Algorithm Walkthrough

  1. Start from the integer immediately below x. This is the largest possible candidate and ensures we search downward in correct order.
  2. For each candidate number, check whether it contains the digit 7 by converting it to a string and scanning all characters. This step enforces the constraint directly without needing arithmetic digit extraction.
  3. If the number contains no 7, return it immediately. Because we are scanning downward, the first valid number is guaranteed to be the largest valid answer.
  4. Otherwise, decrement the candidate by one and repeat the check.

The loop continues until a valid number is found.

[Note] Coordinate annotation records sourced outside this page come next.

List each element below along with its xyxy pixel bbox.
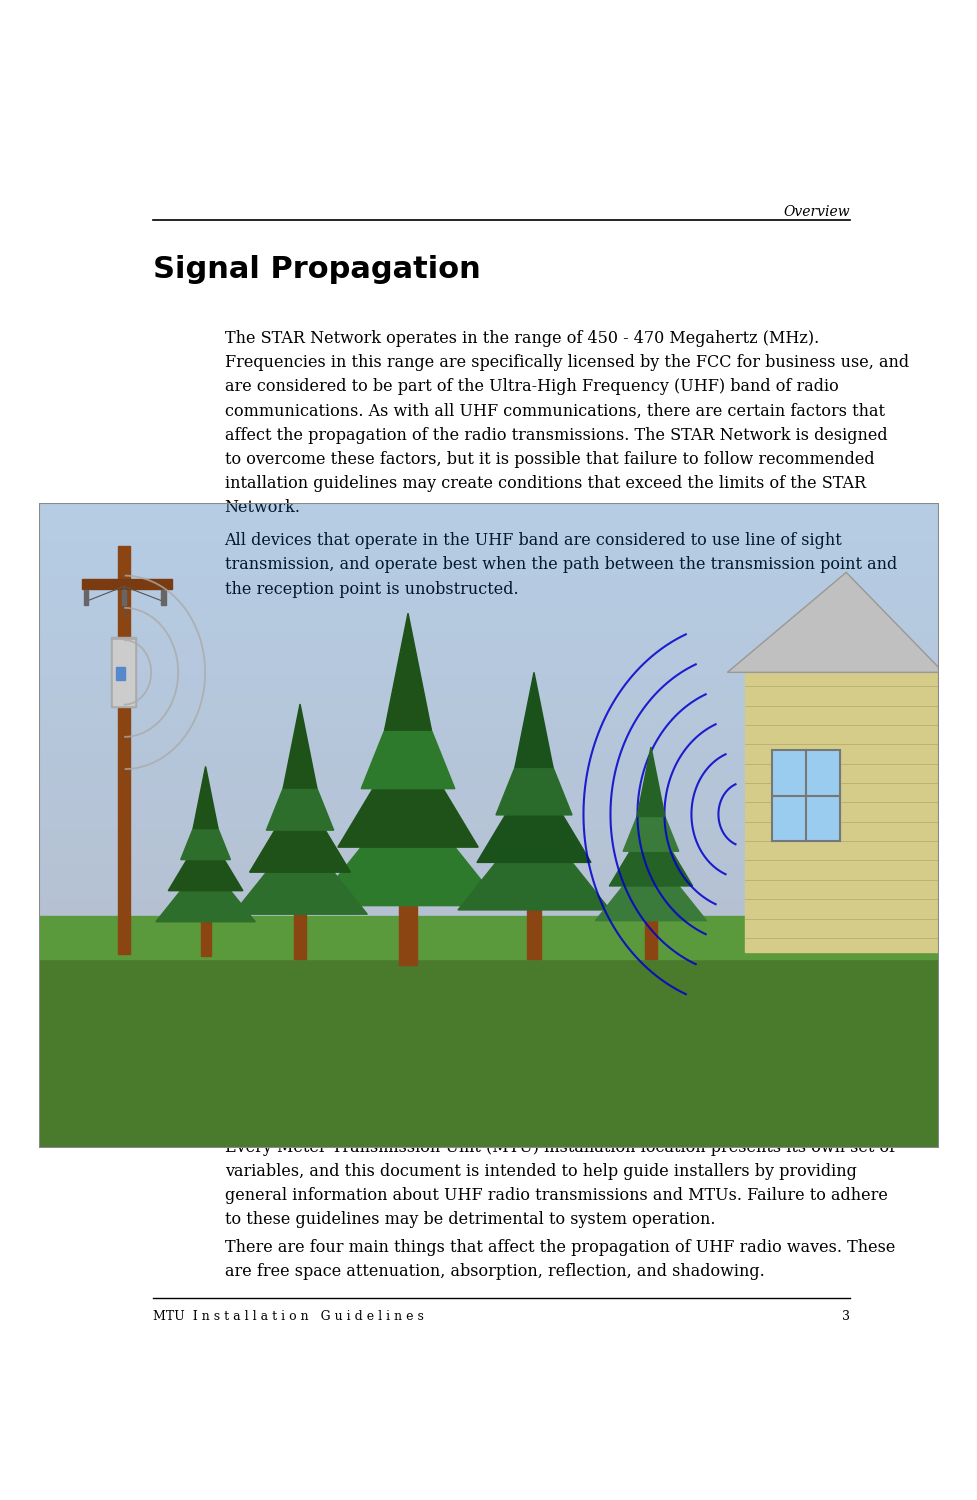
Polygon shape [337, 730, 478, 848]
Bar [293, 914, 306, 960]
Polygon shape [609, 816, 692, 886]
Polygon shape [361, 672, 454, 789]
Bar [645, 921, 657, 960]
Bar [772, 750, 839, 842]
Bar [82, 579, 172, 588]
Polygon shape [168, 828, 242, 891]
Bar [161, 590, 165, 604]
Polygon shape [283, 704, 317, 788]
Bar [39, 916, 938, 960]
Text: Signal Propagation: Signal Propagation [152, 255, 480, 284]
Bar [118, 546, 130, 954]
Bar [39, 921, 938, 1148]
Polygon shape [249, 788, 350, 871]
Bar [84, 590, 88, 604]
Polygon shape [515, 672, 552, 768]
Bar [200, 921, 210, 956]
Text: MTU  I n s t a l l a t i o n   G u i d e l i n e s: MTU I n s t a l l a t i o n G u i d e l … [152, 1310, 423, 1323]
Bar [772, 750, 839, 842]
Polygon shape [384, 614, 431, 730]
Bar [527, 910, 540, 960]
Polygon shape [457, 815, 610, 910]
Text: Every Meter Transmission Unit (MTU) installation location presents its own set o: Every Meter Transmission Unit (MTU) inst… [225, 1138, 894, 1228]
Polygon shape [155, 859, 255, 921]
Bar [112, 640, 135, 705]
Polygon shape [315, 789, 501, 906]
Text: There are four main things that affect the propagation of UHF radio waves. These: There are four main things that affect t… [225, 1239, 894, 1281]
Bar [111, 638, 136, 706]
Polygon shape [636, 747, 664, 816]
Text: The STAR Network operates in the range of 450 - 470 Megahertz (MHz).
Frequencies: The STAR Network operates in the range o… [225, 330, 908, 516]
Polygon shape [192, 766, 218, 828]
Bar [399, 906, 416, 964]
Polygon shape [727, 573, 943, 672]
Polygon shape [622, 782, 678, 850]
Polygon shape [266, 746, 333, 830]
Bar [744, 672, 938, 952]
Text: Overview: Overview [783, 206, 849, 219]
Text: All devices that operate in the UHF band are considered to use line of sight
tra: All devices that operate in the UHF band… [225, 532, 896, 597]
Polygon shape [595, 850, 705, 921]
Polygon shape [181, 798, 231, 859]
Polygon shape [477, 768, 590, 862]
Text: 3: 3 [841, 1310, 849, 1323]
Polygon shape [233, 830, 367, 914]
Polygon shape [495, 720, 572, 815]
Bar [122, 590, 126, 604]
Bar [116, 668, 125, 680]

Since the domain is bounded by x ≤ 10^4, termination is guaranteed.

Why it works

The algorithm maintains the invariant that every number greater than the current candidate and less than x has already been considered and rejected. Because we only move downward and never skip values, the first number that passes the digit filter must be the maximum valid number under x. There is no possibility of missing a better answer since all larger candidates are tested earlier in the sequence.

Python Solution

import sys
input = sys.stdin.readline

def has_seven(n: int) -> bool:
    return '7' in str(n)

def solve():
    x = int(input().strip())
    cur = x - 1
    
    while cur > 0:
        if not has_seven(cur):
            print(cur)
            return
        cur -= 1
    
    print(0)

if __name__ == "__main__":
    solve()

The function has_seven isolates the digit-checking logic, making the main loop clearer and less error-prone. The loop begins at x - 1 because the problem explicitly requires a strictly smaller number.

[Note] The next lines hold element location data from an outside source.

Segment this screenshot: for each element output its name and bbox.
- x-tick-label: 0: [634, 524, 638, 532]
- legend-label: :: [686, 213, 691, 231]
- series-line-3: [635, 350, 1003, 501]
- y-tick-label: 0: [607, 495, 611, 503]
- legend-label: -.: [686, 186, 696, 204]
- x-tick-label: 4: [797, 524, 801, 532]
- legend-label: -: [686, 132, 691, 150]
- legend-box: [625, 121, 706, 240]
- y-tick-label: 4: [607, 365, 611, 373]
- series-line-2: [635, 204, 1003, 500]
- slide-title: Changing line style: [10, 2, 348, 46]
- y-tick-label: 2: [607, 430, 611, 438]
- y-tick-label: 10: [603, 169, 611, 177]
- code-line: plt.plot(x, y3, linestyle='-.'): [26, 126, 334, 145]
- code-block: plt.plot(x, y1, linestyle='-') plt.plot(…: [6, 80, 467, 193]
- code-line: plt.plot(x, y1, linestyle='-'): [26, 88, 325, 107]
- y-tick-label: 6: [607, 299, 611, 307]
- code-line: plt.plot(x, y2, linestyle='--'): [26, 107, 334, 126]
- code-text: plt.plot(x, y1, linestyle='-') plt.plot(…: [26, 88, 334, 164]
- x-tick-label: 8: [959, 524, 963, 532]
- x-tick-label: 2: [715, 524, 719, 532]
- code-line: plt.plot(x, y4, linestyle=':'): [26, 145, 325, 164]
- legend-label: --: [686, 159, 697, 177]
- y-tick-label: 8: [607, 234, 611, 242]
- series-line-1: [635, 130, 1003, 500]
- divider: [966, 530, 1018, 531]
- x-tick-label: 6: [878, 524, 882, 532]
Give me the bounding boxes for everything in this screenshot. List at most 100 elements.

A subtle point is handling the case where no valid number exists above zero. Since 1 ≤ x ≤ 10^4, and 0 does not contain a 7, the loop will always terminate safely, but the guard ensures correctness even in degenerate reasoning.

Worked Examples

Example 1

Input: 8

cur contains '7'? action
7 yes skip
6 no output

The algorithm skips 7 because it violates the constraint and immediately returns 6. This confirms that the scan correctly bypasses invalid single-digit values.

Example 2

Input: 777

cur contains '7'? action
776 yes skip
775 yes skip
... ... continue
700 yes skip
699 no output

This trace shows a long sequence of invalid candidates due to repeated digit 7. The algorithm still finds the correct answer because it systematically checks every number downward without assumptions about digit structure.

Complexity Analysis

Measure Complexity Explanation
Time O(x · log x) At most x decrements, each digit check costs O(log x) due to string conversion
Space O(1) Only a few integers and temporary string representation

The constraints cap x at 10,000, so the worst-case number of iterations is tiny. Even a straightforward loop executes comfortably within time limits.

Test Cases

import sys, io

def run(inp: str) -> str:
    sys.stdin = io.StringIO(inp)
    from contextlib import redirect_stdout
    import io as sio

    out = sio.StringIO()
    with redirect_stdout(out):
        solve()
    return out.getvalue().strip()

def solve():
    x = int(sys.stdin.readline().strip())
    cur = x - 1
    
    while cur > 0:
        if '7' not in str(cur):
            print(cur)
            return
        cur -= 1
    
    print(0)

# provided samples
assert run("8\n") == "6"
assert run("777\n") == "699"

# custom cases
assert run("7\n") == "6", "single forbidden number"
assert run("10\n") == "9", "simple boundary"
assert run("100\n") == "99", "two-digit collapse"
assert run("71\n") == "69", "skipping across forbidden digit"
Test input Expected output What it validates
7 6 single forbidden value boundary
10 9 simple decrement case
100 99 digit boundary transition
71 69 skipping range containing forbidden digit

Edge Cases

For input x = 7, the algorithm sets cur = 6. The check '7' in str(6) is false immediately, so it outputs 6. This confirms correct handling when the forbidden digit is exactly at the boundary.

For input x = 70, the algorithm starts at 69. Since 69 contains no 7, it is returned immediately. The sequence never evaluates 70 itself because the strict inequality is enforced at initialization.

For input x = 100, the algorithm evaluates 99 directly. Since neither digit is 7, the output is 99, demonstrating correct handling of carry-like digit transitions without explicit numeric reasoning.